Держась рядом с Астаротом, я наблюдал спутников. Они были погружены в свои мысли и неохотно отзывались на мои случайные замечания.

Черные глаза Астарота, прячась от солнца, съежились и ушли внутрь, а Биг, рассеянно смотря по сторонам, иногда улыбался и подмигивал мне, как бы желая сказать: «Так-то. Едем». Проехав луг, мы направились далее берегом небольшой речки, причем несколько раз пересекали ее вброд; вода, шумя у ног лошадей, обдавала нас брызгами. Трава заметно редела, переходя в унылую, душную степную равнину, поросшую высохшим кустарником; все чаще попадались серые каменистые бугры, овраги и трещины; от них пахло сыростью и землей; одинокие деревья имели сторожевой вид; холмы, растягиваясь подножиями в сотни сажен, вынуждали нас при подъеме сдерживать лошадей. Из-под копыт, вспыхивая дымком, летела сухая, бурая пыль, а горы, проясняясь, становились пестрыми от хорошо различаемых теперь неровных пятен лесов, но казались почти так же далекими, как от Зурбагана.

Следя за собой, я видел, что отдыхаю в седле душою и телом, как отдыхают от мучительной зубной боли, бегая по комнате. Вещей, о которых я мог бы последовательно и с интересом думать, у меня не было, но голую пустоту воображения и чувств успешно заполняли разные дорожные пустяки. Стремена Астарота, стертые от езды, заставляли меня машинально соображать, сколько времени они ему служат; смотря на голову лошади, я думал, что мысли животных должны напоминать вечно ускользающий из клещей памяти сон. Камни напоминали мне о древности мира, а яркое, как море под солнцем, небо я сравнивал с глухонемым близнецом земли, навеки осужденным без операции смотреть в лицо непонимающему его брату.

Так ехали мы час, и два, и три, и, наконец, унылая местность, достойная в сумрачный день служить вестибюлем ада, кончилась. Мы двигались в заросли, полной валежника, ям, пенистых горных ключей и стволов, вырванных шквалом. Эти препятствия, живописные, но и надоедливые, заставляли коней идти шагом, и я не без удовольствия убедился в выносливости своей лошади.

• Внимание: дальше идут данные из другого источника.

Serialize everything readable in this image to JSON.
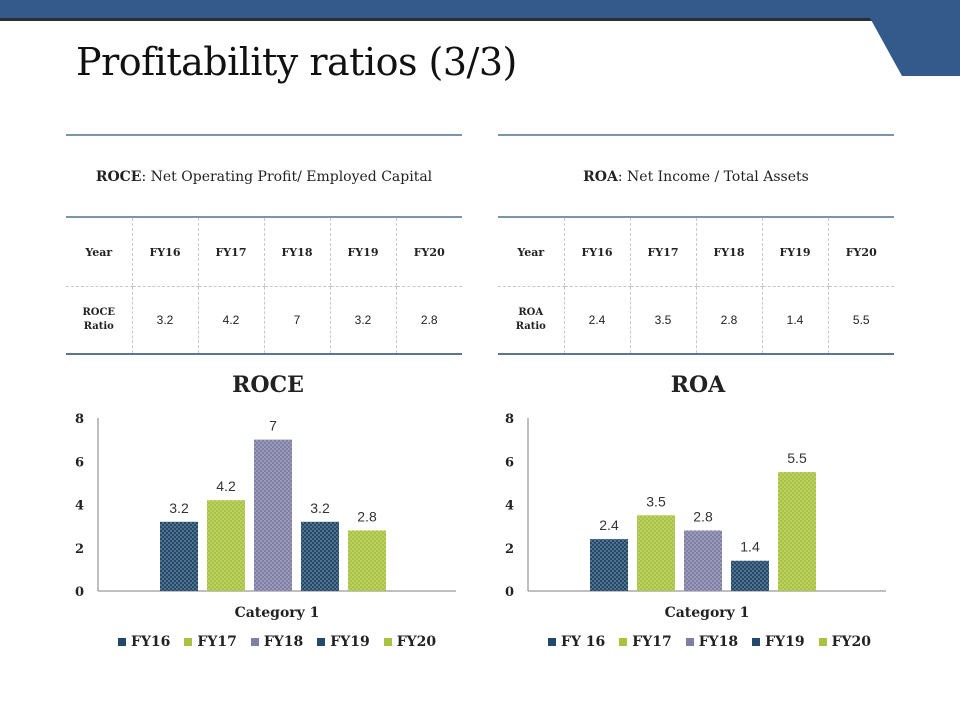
{
  "page": {
    "title": "Profitability ratios (3/3)"
  },
  "colors": {
    "navy": "#23496a",
    "green": "#a9c23f",
    "purple": "#7f7fa5",
    "header": "#345a8c"
  },
  "tables": [
    {
      "formula_bold": "ROCE",
      "formula_rest": ": Net Operating Profit/ Employed Capital",
      "header": [
        "Year",
        "FY16",
        "FY17",
        "FY18",
        "FY19",
        "FY20"
      ],
      "row_label_1": "ROCE",
      "row_label_2": "Ratio",
      "values": [
        "3.2",
        "4.2",
        "7",
        "3.2",
        "2.8"
      ]
    },
    {
      "formula_bold": "ROA",
      "formula_rest": ": Net Income / Total Assets",
      "header": [
        "Year",
        "FY16",
        "FY17",
        "FY18",
        "FY19",
        "FY20"
      ],
      "row_label_1": "ROA",
      "row_label_2": "Ratio",
      "values": [
        "2.4",
        "3.5",
        "2.8",
        "1.4",
        "5.5"
      ]
    }
  ],
  "chart_data": [
    {
      "type": "bar",
      "title": "ROCE",
      "categories": [
        "Category 1"
      ],
      "xlabel": "Category 1",
      "ylabel": "",
      "ylim": [
        0,
        8
      ],
      "yticks": [
        "0",
        "2",
        "4",
        "6",
        "8"
      ],
      "series": [
        {
          "name": "FY16",
          "values": [
            3.2
          ],
          "label": "3.2",
          "color": "#23496a"
        },
        {
          "name": "FY17",
          "values": [
            4.2
          ],
          "label": "4.2",
          "color": "#a9c23f"
        },
        {
          "name": "FY18",
          "values": [
            7
          ],
          "label": "7",
          "color": "#7f7fa5"
        },
        {
          "name": "FY19",
          "values": [
            3.2
          ],
          "label": "3.2",
          "color": "#23496a"
        },
        {
          "name": "FY20",
          "values": [
            2.8
          ],
          "label": "2.8",
          "color": "#a9c23f"
        }
      ],
      "legend": "bottom"
    },
    {
      "type": "bar",
      "title": "ROA",
      "categories": [
        "Category 1"
      ],
      "xlabel": "Category 1",
      "ylabel": "",
      "ylim": [
        0,
        8
      ],
      "yticks": [
        "0",
        "2",
        "4",
        "6",
        "8"
      ],
      "series": [
        {
          "name": "FY 16",
          "values": [
            2.4
          ],
          "label": "2.4",
          "color": "#23496a"
        },
        {
          "name": "FY17",
          "values": [
            3.5
          ],
          "label": "3.5",
          "color": "#a9c23f"
        },
        {
          "name": "FY18",
          "values": [
            2.8
          ],
          "label": "2.8",
          "color": "#7f7fa5"
        },
        {
          "name": "FY19",
          "values": [
            1.4
          ],
          "label": "1.4",
          "color": "#23496a"
        },
        {
          "name": "FY20",
          "values": [
            5.5
          ],
          "label": "5.5",
          "color": "#a9c23f"
        }
      ],
      "legend": "bottom"
    }
  ]
}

– Лет восемь назад, – сказал мне Астарот, – нам не миновать бы потратить сутки на переход через горы. Самое удобное для этого место – шесть тысяч футов, где начинаются ледники. Но мы сделаем переход удачнее. Давно уже я и Биг прошли хребет этот, можно сказать, навылет; мы теперь приближаемся к трещине, выходящей по ту сторону настоящим коридором; она попалась нам, конечно, случайно, но это не помешало мне окрестить ее именем Бига, потому что он первый сунулся в дыру. Я, попятно, ехал за ним, и мы, к нашему удивлению, благополучно перебрались, миновав утомительные высоты.

– Ты же сказал, что не мешало бы исследовать щель, – возразил Биг.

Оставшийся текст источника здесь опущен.